For free trade enthusiasts, they’re hard pressed to find a presidential candidate in the two-party system that supports the Trans-Pacific Partnership.

If you’re a single-issue voter on free trade, then Libertarian presidential candidate Gary Johnson is your guy.

Johnson, the former governor of New Mexico, held a rally on Thursday in Concord, N.H. on the steps of the State House. As he talked about their policy stances on a variety of issues, he made it clear that he and his running mate, former Massachusetts Gov. Bill Weld, support free trade and the TPP.

“We’re the free-trade candidates here and we do support TPP,” Johnson told Michigan reporters in a conference call on Saturday. “We think it really does expand free trade.”

But Johnson’s presidential challengers both have said they do not support the 12-nation trade agreement. Republican nominee Donald Trump has voiced his concerns about the agreement from the beginning and Democratic nominee Hillary Clinton has changed her opinion.

Clinton, who helped originally negotiate TPP during her time as secretary of state, is now opposed to it. However, close allies of Clinton claim that she could switch her stance again if she’s elected into office.

“Both Trump and Clinton are constrained by their bases of support,” said Christopher Galdieri, a political science professor at Saint Anselm College. “Trump won the nomination in part by running against trade, immigration, and other issues where his supporters feel they have been harmed or worse economically. Clinton had to move left on TPP and trade generally to fend off her challenge from Bernie Sanders, and so she’d risk losing votes she needs from liberals and young people if she shifted her position now.

Recent polling suggests that 55 percent of registered voters who support Clinton say TPP would be beneficial for the United States. Only 24 percent say it would be bad.

Even if Clinton supporters, or Republicans, who back TPP were to switch their votes to Johnson, Galdieri said he still has a longshot of the Oval Office.

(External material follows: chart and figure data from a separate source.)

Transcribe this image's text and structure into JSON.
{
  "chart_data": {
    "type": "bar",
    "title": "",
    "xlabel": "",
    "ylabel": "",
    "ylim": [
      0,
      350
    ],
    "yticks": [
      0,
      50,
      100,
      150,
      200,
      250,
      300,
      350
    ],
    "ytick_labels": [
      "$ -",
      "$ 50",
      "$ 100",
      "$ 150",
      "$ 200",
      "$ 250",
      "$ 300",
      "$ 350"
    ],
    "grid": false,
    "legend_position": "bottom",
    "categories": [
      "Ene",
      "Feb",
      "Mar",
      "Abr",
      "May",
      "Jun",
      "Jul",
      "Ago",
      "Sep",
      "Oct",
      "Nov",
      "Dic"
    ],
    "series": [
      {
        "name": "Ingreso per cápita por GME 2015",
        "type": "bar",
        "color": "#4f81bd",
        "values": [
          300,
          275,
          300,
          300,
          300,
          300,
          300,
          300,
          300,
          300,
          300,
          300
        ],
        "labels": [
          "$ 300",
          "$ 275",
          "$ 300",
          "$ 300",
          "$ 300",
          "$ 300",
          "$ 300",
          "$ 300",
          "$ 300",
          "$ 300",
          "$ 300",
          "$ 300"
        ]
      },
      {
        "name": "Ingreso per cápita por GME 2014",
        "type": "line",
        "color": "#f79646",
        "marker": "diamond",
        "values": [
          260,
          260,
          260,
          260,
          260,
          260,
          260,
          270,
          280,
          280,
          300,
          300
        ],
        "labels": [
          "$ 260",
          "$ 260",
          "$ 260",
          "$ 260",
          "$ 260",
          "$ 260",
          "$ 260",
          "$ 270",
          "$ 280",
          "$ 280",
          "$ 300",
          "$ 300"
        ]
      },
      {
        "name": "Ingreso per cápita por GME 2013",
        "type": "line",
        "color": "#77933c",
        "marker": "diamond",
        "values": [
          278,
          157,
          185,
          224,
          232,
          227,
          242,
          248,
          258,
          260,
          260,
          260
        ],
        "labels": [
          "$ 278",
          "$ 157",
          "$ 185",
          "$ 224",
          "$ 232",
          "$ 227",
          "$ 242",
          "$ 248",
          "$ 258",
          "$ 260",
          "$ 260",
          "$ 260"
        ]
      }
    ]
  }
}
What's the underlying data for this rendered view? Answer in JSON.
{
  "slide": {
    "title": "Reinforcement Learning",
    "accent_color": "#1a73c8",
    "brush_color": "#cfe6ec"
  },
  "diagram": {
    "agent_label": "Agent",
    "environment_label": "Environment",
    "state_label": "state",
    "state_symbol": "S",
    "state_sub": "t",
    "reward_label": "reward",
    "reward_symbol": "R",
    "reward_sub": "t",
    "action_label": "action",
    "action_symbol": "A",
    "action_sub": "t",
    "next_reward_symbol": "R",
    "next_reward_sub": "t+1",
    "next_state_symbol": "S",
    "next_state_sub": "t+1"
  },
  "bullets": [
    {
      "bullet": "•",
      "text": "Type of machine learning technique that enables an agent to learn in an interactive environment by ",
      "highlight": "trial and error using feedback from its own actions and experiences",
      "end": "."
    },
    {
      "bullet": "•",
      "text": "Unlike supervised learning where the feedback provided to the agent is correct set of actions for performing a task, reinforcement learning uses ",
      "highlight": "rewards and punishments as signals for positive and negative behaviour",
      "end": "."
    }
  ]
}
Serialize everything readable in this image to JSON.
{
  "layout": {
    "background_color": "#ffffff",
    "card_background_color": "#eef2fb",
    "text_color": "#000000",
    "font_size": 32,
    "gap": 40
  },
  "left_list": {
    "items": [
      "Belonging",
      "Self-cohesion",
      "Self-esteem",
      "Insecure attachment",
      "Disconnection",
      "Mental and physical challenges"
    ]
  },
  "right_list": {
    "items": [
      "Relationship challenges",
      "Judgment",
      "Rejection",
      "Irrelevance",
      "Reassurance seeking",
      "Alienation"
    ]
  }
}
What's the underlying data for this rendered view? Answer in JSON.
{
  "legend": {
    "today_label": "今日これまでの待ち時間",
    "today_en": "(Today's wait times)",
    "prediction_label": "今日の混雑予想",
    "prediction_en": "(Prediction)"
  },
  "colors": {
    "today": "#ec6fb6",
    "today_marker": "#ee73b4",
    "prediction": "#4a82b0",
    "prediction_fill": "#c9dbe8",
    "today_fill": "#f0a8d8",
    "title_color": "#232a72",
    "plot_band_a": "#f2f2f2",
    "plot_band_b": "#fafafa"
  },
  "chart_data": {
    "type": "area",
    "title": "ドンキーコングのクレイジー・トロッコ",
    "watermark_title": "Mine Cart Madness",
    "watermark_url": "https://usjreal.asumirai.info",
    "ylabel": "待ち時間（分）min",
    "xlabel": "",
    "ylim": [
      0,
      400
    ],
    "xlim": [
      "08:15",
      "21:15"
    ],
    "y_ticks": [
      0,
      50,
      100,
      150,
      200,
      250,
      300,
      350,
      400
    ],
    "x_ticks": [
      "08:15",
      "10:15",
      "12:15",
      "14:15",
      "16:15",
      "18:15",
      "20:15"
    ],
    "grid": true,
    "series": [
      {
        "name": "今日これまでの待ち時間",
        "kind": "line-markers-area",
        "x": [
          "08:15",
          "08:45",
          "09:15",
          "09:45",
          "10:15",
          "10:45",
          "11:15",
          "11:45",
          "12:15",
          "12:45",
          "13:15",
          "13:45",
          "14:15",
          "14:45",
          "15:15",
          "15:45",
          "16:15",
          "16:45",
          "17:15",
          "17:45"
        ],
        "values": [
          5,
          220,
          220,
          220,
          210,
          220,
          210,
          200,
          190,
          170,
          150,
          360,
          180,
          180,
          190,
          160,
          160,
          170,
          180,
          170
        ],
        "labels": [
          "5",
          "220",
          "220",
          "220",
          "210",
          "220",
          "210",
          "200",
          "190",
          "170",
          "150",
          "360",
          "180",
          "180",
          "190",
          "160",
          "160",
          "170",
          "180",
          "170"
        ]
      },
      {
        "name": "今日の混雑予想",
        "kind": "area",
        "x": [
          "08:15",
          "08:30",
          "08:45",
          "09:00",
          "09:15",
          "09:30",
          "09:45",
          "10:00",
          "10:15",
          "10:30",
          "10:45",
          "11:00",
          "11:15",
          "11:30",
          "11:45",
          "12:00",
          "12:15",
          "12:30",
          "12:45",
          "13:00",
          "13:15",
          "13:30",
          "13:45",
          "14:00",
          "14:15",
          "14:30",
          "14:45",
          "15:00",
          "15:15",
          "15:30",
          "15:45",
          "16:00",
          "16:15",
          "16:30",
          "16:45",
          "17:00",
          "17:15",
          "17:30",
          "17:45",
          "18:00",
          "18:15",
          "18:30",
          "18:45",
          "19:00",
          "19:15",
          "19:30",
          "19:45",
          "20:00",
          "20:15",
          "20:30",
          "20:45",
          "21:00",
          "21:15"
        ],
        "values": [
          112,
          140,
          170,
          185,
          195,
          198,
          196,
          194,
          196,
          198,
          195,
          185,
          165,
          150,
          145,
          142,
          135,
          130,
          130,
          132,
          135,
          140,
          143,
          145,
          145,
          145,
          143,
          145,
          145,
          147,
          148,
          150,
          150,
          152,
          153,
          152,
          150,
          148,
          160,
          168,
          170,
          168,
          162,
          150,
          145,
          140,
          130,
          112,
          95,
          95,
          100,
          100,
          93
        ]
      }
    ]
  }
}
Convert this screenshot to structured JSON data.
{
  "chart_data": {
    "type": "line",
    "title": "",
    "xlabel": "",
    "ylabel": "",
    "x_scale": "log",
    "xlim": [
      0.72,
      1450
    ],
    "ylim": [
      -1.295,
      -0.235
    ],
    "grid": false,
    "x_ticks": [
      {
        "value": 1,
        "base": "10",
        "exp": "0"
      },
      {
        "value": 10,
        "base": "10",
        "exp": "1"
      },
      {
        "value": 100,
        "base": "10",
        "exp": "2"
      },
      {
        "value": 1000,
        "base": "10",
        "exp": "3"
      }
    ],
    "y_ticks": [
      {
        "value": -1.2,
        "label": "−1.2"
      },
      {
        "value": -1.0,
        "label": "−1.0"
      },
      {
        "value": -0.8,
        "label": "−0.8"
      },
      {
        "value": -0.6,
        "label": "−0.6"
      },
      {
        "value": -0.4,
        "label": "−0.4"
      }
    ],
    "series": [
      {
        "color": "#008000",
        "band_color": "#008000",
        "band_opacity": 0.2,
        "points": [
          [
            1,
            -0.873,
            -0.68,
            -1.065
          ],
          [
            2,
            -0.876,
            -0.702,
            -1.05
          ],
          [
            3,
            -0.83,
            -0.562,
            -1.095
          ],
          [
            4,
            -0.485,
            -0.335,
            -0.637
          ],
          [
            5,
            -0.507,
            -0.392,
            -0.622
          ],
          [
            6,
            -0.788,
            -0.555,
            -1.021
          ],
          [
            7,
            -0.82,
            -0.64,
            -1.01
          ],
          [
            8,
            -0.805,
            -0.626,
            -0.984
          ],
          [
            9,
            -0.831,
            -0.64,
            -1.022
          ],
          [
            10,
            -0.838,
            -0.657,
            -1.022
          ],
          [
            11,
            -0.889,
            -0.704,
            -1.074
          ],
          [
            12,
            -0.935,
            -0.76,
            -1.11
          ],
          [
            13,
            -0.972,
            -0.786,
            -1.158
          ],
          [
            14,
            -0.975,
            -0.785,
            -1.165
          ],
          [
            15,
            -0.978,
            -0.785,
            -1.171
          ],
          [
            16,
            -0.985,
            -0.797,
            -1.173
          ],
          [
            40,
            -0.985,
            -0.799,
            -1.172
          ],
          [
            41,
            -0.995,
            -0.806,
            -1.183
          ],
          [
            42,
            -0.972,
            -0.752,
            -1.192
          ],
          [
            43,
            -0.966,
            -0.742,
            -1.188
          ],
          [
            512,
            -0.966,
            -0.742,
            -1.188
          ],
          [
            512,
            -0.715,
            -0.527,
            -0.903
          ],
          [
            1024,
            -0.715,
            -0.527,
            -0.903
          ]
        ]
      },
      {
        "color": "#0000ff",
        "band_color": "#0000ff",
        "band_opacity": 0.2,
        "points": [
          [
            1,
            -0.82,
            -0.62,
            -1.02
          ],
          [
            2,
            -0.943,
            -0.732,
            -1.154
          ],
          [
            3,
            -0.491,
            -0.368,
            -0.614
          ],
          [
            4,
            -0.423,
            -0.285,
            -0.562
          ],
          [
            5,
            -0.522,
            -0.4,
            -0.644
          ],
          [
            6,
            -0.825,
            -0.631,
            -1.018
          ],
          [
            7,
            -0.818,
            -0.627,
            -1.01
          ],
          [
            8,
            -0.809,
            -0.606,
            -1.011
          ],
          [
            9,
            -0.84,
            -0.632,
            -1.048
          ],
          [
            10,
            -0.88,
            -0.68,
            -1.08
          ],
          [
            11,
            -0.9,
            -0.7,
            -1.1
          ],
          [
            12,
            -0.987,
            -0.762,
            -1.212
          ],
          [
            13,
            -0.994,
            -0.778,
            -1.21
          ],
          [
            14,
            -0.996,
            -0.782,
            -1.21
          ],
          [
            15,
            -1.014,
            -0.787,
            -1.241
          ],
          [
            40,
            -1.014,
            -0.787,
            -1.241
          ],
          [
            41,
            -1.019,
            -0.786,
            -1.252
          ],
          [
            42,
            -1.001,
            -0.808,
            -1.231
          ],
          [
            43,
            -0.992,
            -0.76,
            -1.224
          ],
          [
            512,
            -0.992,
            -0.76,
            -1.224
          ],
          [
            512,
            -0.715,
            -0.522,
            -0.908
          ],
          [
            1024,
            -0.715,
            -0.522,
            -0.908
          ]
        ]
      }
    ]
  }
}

“If there’s a third party candidate that supports TPP and similar trade positions generally, then I’d agree that that is the only option, at the presidential level, for voters for whom that is their top priority,” he said. “But third party candidates don’t win presidential elections, so any such voter would have to consider whether this issue is really worth driving their vote in this way.”

Douglas Irwin, a professor of economics at Dartmouth College, said the TPP agreement is a top priority for President Barack Obama’s agenda and legacy, so he would want to pass it in the lame-duck session.

“The only real hope is for Congress to do something with it before the next president moves and the chance of that is not looking good,” he said. “If Hillary hadn’t been so strongly against TPP, she might have some wiggle room if she took the office. But now it just puts pressure on getting it done so she doesn’t have to deal with it if she actually is for the deal.”

If Johnson were to also put pressure on Clinton and Trump during the debates, he could bring TPP and free trade as a central issue in the presidential race.

Johnson notes he is polling at about 10 percent, and he needs to poll at 15 percent in the latest five polls to make it on the stage.

“If Johnson were to be included in the debates, he’d want to emphasize the areas where he differs from Clinton and Trump, and this would be one of them,” Galdieri said. “It’s possible this would appeal to business-friendly Republican and Democratic voters who feel alienated from Trump’s populism and Clinton’s moves leftward on trade.”